The Nobel Prize-winning research that made the COVID-19 vaccine possible was first published in 2005. Williamson, an assistant professor of Communication Science, noted that the COVID-19 vaccine was developed from a large base of evidence, but said that evidence should have been communicated more clearly to Americans during vaccine mandates: “We think about a recommendation but not about explaining or communicating how that recommendation was arrived [at].”
Jones said new vaccines are always met with public resistance.
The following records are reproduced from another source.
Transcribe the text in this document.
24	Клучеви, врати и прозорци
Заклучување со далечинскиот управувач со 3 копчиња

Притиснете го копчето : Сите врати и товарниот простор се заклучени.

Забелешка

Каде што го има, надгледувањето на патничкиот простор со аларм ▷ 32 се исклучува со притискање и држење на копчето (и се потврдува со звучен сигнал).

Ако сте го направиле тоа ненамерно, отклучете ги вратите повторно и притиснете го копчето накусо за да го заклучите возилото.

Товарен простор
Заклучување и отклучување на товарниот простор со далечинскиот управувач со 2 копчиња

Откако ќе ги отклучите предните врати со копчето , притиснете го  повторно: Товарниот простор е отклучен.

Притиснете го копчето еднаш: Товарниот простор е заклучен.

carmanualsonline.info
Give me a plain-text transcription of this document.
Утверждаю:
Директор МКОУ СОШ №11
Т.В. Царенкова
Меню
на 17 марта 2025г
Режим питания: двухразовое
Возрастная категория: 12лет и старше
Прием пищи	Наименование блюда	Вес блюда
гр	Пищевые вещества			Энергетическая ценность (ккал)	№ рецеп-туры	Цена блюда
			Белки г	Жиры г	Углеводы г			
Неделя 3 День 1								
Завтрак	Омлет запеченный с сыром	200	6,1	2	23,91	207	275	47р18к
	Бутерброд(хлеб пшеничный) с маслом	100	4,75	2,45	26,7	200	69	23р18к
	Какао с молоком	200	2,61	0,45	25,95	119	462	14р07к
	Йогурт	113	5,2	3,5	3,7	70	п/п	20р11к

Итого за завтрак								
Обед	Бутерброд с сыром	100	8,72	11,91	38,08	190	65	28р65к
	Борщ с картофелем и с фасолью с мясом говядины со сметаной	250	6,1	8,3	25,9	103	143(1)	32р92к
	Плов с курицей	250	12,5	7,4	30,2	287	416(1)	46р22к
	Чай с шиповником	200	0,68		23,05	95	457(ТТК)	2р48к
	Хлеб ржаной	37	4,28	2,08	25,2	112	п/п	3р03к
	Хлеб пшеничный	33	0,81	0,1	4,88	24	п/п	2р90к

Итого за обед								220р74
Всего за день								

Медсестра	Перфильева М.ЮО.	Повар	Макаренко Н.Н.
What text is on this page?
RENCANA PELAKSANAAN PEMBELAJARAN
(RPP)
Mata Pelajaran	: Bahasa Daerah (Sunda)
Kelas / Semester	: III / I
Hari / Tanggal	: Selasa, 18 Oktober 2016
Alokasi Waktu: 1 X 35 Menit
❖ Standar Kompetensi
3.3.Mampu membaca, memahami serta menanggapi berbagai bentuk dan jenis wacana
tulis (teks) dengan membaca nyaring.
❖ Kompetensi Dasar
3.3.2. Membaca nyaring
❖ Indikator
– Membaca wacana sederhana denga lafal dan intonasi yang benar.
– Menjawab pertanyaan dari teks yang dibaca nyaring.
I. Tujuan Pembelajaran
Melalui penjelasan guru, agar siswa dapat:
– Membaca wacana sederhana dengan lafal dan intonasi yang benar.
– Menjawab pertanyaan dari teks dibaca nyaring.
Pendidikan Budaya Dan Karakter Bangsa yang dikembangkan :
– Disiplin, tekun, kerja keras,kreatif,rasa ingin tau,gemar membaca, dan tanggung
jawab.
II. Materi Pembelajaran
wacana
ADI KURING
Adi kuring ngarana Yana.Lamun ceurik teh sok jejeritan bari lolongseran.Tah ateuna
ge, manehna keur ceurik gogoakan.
Subjects in her Wisconsin public health research commonly declined COVID-19 vaccines for their children despite accepting long-used and mandated measles and mumps vaccines.
How can public health experts build trust?
A disconnect of communication and trust between health and research institutions and the general public could explain the hesitancy around new vaccines. Williamson, whose work focuses on the way racial health inequities are impacted by racial experiences and health communication, says bridging gaps between institutions and the general public depends on understanding trust and mistrust.
“I think that's one of the things we saw in [the COVID pandemic]: a lot of communities were like, ‘you've never cared about my health before, but now you're in front of me and you expect me to think that you have my best interests at heart,’” Williamson said.
Williamson said the publish or perish incentive structure in academia undermines public health experts’ ability to engage the public and earn trust. There is a strong correlation between publishing and research grant awards. Current budget reductions could exacerbate this problem as research grants become harder to obtain, limiting experts’ ability to educate the public on current and future health threats.
“It might take me two years working with a community before… I can publish a paper, but the paper is what gets valued, not that I was committed to collaborating with communities,” she said.